Stewardship is really put to the test in this book. Sloley argues that stewardship is arm-in-arm with sacrifice. The culmination of this hypothesis comes together in the final chapters: Sailor is dying of Lyme disease, and Achilles, the crocodile she adores, is dying of malnutrition that cannot be cured by the fake meat the zoo provides. Threatened by a powerful cartel to steal Achilles, Sailor makes an extreme decision and, on the night of the crocodile heist, feeds herself to Achilles.
Sailor’s terminally ill parents, who owned a crocodile park, eventually fed themselves to their crocs, “freely and with immense love.” Thus this option hangs over Sailor, and when the cartel cannot be fended off any longer, she does the same, choosing “the act that had seemed the most natural thing in the world to her. To die in the way one chooses, among the creatures one loves the most.” Camille understands this final horrifying act, even when no one else does:
“No one could understand why a person would do such a thing. Sacrificing yourself for another was something they couldn’t comprehend.”
Sailor is a true steward, it appears.
This was an absolutely crazy twist. I actually had to go back and read it again. As someone who watched far too much Animal Planet, I have an immense fear of crocodiles and this certainly did not help. However, I do think this was incredible writing. This sacrifice prompts formerly cautious and rule-loving Camille to break out of her confined worldview. The hope of the sanctuary doesn't leave her, even once she goes through all of Sailor's stuff and discovers the cartel's threats.
"I like to think part of her sincerely believed the feat was possible... the part about the sanctuary being real, and the possibility of getting Achilles and ourselves there. I think it needed to be possible for her to have peace, and to lend me the courage to do what I’m going to do.”

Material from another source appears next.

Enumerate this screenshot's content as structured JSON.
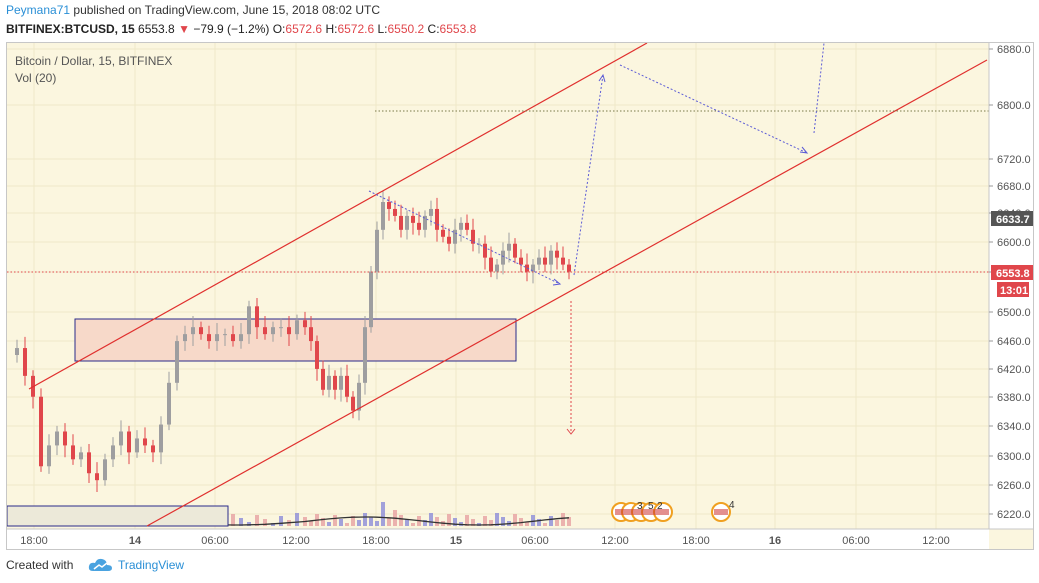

Camille, inspired by Sailor, makes her own sacrifice as a steward. She leaves Alcatraz Zoo with a small bird from the aviary tucked into her jacket and heads for the sanctuary, never to return. What a fabulous callback to Sailor's freed bird, and how satisfying to see Camille finally leave her small world!
There's so much to say about this book — it's about ownership, privatization, climate change, zoo ethics, exploitation, leading vs. following, dystopia... The Island of Last Things is an exploration of who gets to own the natural world, and argues that no one ought to own it at all, rather, we should all take on stewardship. This stewardship is no light thing, either; it is a stewardship which makes demands and requires sacrifice.
For animal lovers with a conscience, for biologists haunted by climate change, for zookeepers who feel guilty, for environmentalists worried about farmers, for anyone who ever looked at an animal behind the glass... I highly recommend The Island of Last Things.
Book Info
Title: The Island of Last Things
Publisher: Flatiron Books/Macmillan
ISBN: 9781250329240
Author: Emma Sloley
Pub date: Aug 2025
I recommend pairing this book with a thoughtful listen to Joni Mitchell's Big Yellow Taxi.